Dennis Roberts (5 February 1918 – 8 April 2001) was an English footballer who played as a centre half. He made over 300 Football League appearances throughout his career.

==Career==
Dennis Roberts was born in West Bretton, Yorkshire. He played local schools football in Huddersfield, gaining representative honours, probably for Huddersfield Boys. He signed as an amateur for Huddersfield Town but never appeared in the first team. At the age of 17 years in August 1937 Roberts signed for Notts County where, although he never played a first team game, he received good advice and coaching from "Dixie" Dean & Hughie Gallacher who were both at the club at the time. Joe Riley recommended Roberts to Bristol City and Bob Hewison signed him in August 1938 on a free transfer.

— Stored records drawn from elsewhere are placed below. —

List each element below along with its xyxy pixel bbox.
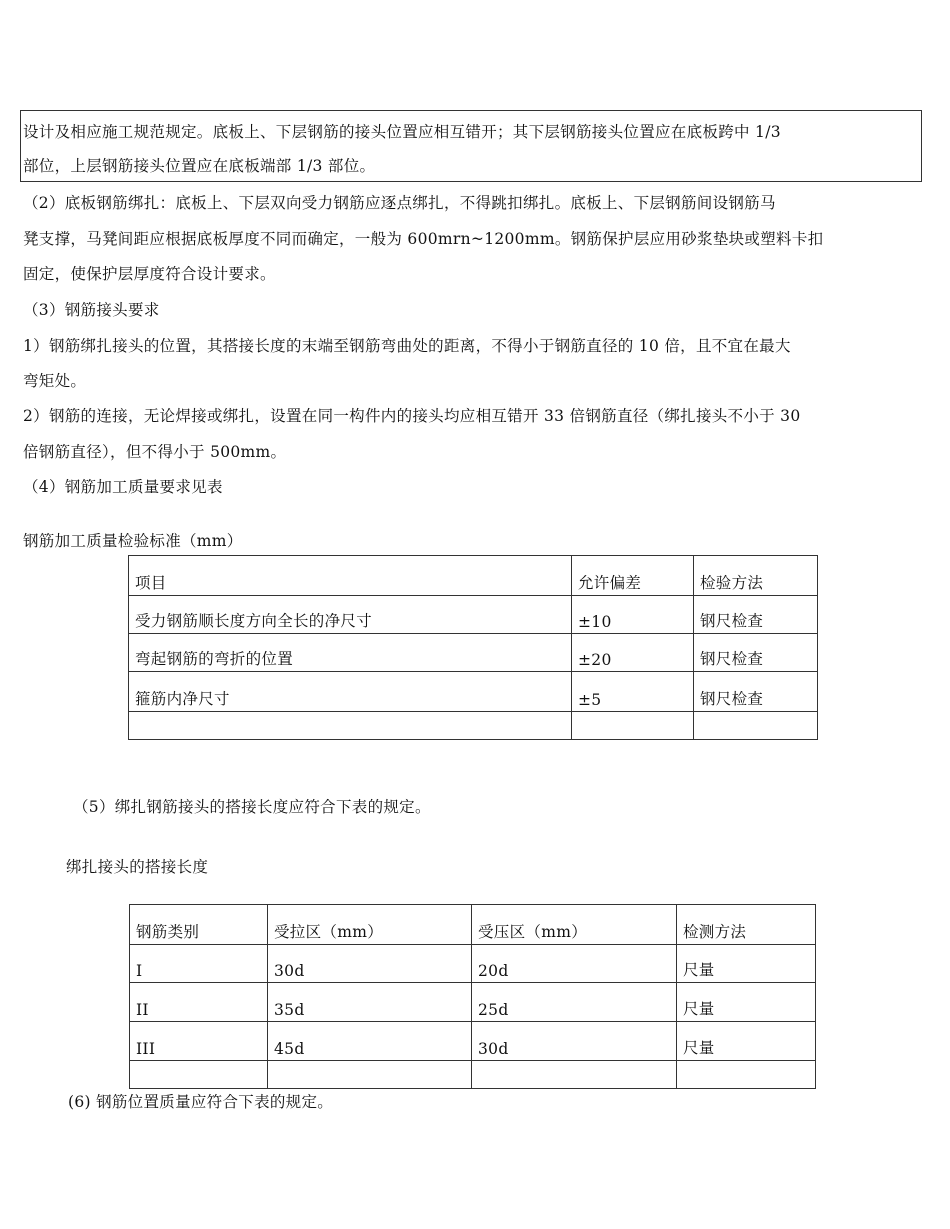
table-cell: 35d <box>268 983 472 1022</box>
table-header-cell: 受拉区（mm） <box>268 905 472 945</box>
table-cell: 尺量 <box>677 945 816 983</box>
table-cell: 45d <box>268 1022 472 1061</box>
table-header-cell: 检验方法 <box>694 556 818 596</box>
table-cell: 尺量 <box>677 983 816 1022</box>
section-6-heading: (6) 钢筋位置质量应符合下表的规定。 <box>68 1093 334 1111</box>
table-row <box>130 983 816 1022</box>
table-row <box>130 1061 816 1089</box>
table-cell <box>572 712 694 740</box>
table-cell: 钢尺检查 <box>694 672 818 712</box>
table-cell: 20d <box>472 945 677 983</box>
paragraph-2-line-2: 凳支撑，马凳间距应根据底板厚度不同而确定，一般为 600mrn~1200mm。钢筋保护层应用砂浆垫块或塑料卡扣 <box>23 230 824 248</box>
item-1-line-1: 1）钢筋绑扎接头的位置，其搭接长度的末端至钢筋弯曲处的距离，不得小于钢筋直径的 10 倍，且不宜在最大 <box>23 337 791 355</box>
table-cell: 30d <box>268 945 472 983</box>
table-header-cell: 项目 <box>129 556 572 596</box>
table-row <box>130 1022 816 1061</box>
table-header-row <box>129 556 818 596</box>
section-4-heading: （4）钢筋加工质量要求见表 <box>23 478 223 496</box>
table-cell: 受力钢筋顺长度方向全长的净尺寸 <box>129 596 572 634</box>
table-cell: I <box>130 945 268 983</box>
table-row <box>129 712 818 740</box>
table-header-cell: 允许偏差 <box>572 556 694 596</box>
paragraph-2-line-1: （2）底板钢筋绑扎：底板上、下层双向受力钢筋应逐点绑扎，不得跳扣绑扎。底板上、下层钢筋间设钢筋马 <box>23 194 776 212</box>
section-3-heading: （3）钢筋接头要求 <box>23 301 160 319</box>
table-header-row <box>130 905 816 945</box>
table-cell: III <box>130 1022 268 1061</box>
box-text-line-2: 部位，上层钢筋接头位置应在底板端部 1/3 部位。 <box>23 157 376 175</box>
table-row <box>129 672 818 712</box>
table-cell: 箍筋内净尺寸 <box>129 672 572 712</box>
table-cell: ±5 <box>572 672 694 712</box>
item-1-line-2: 弯矩处。 <box>23 372 87 390</box>
paragraph-2-line-3: 固定，使保护层厚度符合设计要求。 <box>23 265 276 283</box>
quality-standard-table <box>128 555 818 740</box>
lap-length-table <box>129 904 816 1089</box>
table-1-caption: 钢筋加工质量检验标准（mm） <box>23 532 243 550</box>
table-cell: 尺量 <box>677 1022 816 1061</box>
table-cell <box>268 1061 472 1089</box>
item-2-line-1: 2）钢筋的连接，无论焊接或绑扎，设置在同一构件内的接头均应相互错开 33 倍钢筋直径（绑扎接头不小于 30 <box>23 407 801 425</box>
table-header-cell: 检测方法 <box>677 905 816 945</box>
table-cell <box>694 712 818 740</box>
table-cell: ±10 <box>572 596 694 634</box>
table-cell: 钢尺检查 <box>694 596 818 634</box>
table-cell: 弯起钢筋的弯折的位置 <box>129 634 572 672</box>
table-row <box>129 634 818 672</box>
box-text-line-1: 设计及相应施工规范规定。底板上、下层钢筋的接头位置应相互错开；其下层钢筋接头位置应在底板跨中 1/3 <box>23 123 781 141</box>
table-2-caption: 绑扎接头的搭接长度 <box>66 858 209 876</box>
table-cell <box>472 1061 677 1089</box>
section-5-heading: （5）绑扎钢筋接头的搭接长度应符合下表的规定。 <box>73 798 431 816</box>
item-2-line-2: 倍钢筋直径），但不得小于 500mm。 <box>23 443 287 461</box>
table-cell: II <box>130 983 268 1022</box>
table-cell: 30d <box>472 1022 677 1061</box>
table-cell <box>677 1061 816 1089</box>
table-row <box>130 945 816 983</box>
table-cell <box>129 712 572 740</box>
table-cell: 25d <box>472 983 677 1022</box>
table-row <box>129 596 818 634</box>
table-cell: 钢尺检查 <box>694 634 818 672</box>
table-header-cell: 受压区（mm） <box>472 905 677 945</box>
table-cell: ±20 <box>572 634 694 672</box>
table-cell <box>130 1061 268 1089</box>
table-header-cell: 钢筋类别 <box>130 905 268 945</box>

Dennis Roberts made his debut at centre half at Clapton Orient in a 1–1 draw on 24 September 1938 following the retirement of Joe Pearce. Roberts spent his whole career at Bristol City playing in the Third Division South making 24 appearances in 1938–39 and 3 appearances in 1939–40 before the war. During the war he made a further 205 wartime appearances before emerging, after the war when League football recommenced, as the regular centre half and captain for several seasons. Roberts was ever present in 1946–47 with 42 appearances and played regularly in each of the next four seasons with 38 appearances, 41 appearances, 39 appearances and 41 appearances in season 1950–51 when Roberts captained the "Robins" to the 5th round of the FA Cup where they lost 0–2 at Birmingham City. Roberts was ever present again in 1951–52 and scored his first goal in a 1–1 draw with Plymouth Argyle on Boxing Day. Ernie Peacock who eventually succeeded Roberts at centre half started playing alongside Roberts at right half in February 1950. Bristol City had been languishing too long in the lower reaches of the Third Division South and when Roberts was seriously injured in 1952–53, manager Pat Beasley signed Jack White from Aldershot in October 1952 immediately appointing White as captain. Roberts made 17 appearances scoring 1 goal in 1952–53 playing centre half alongside wing halves Peacock and White again in early 1953–54 making his final 15 appearances as City rose to 7th in the table by November.

After retiring in May 1954 Dennis Roberts was landlord of the "Avon Packet" and then the "Ship Inn" near St Mary Redcliffe church in Bristol. Roberts later drove a fork lift truck at GKN Bedminster until his retirement from work in February 1983. He moved back to Clayton West, Yorkshire following the death of his wife, and died in Huddersfield.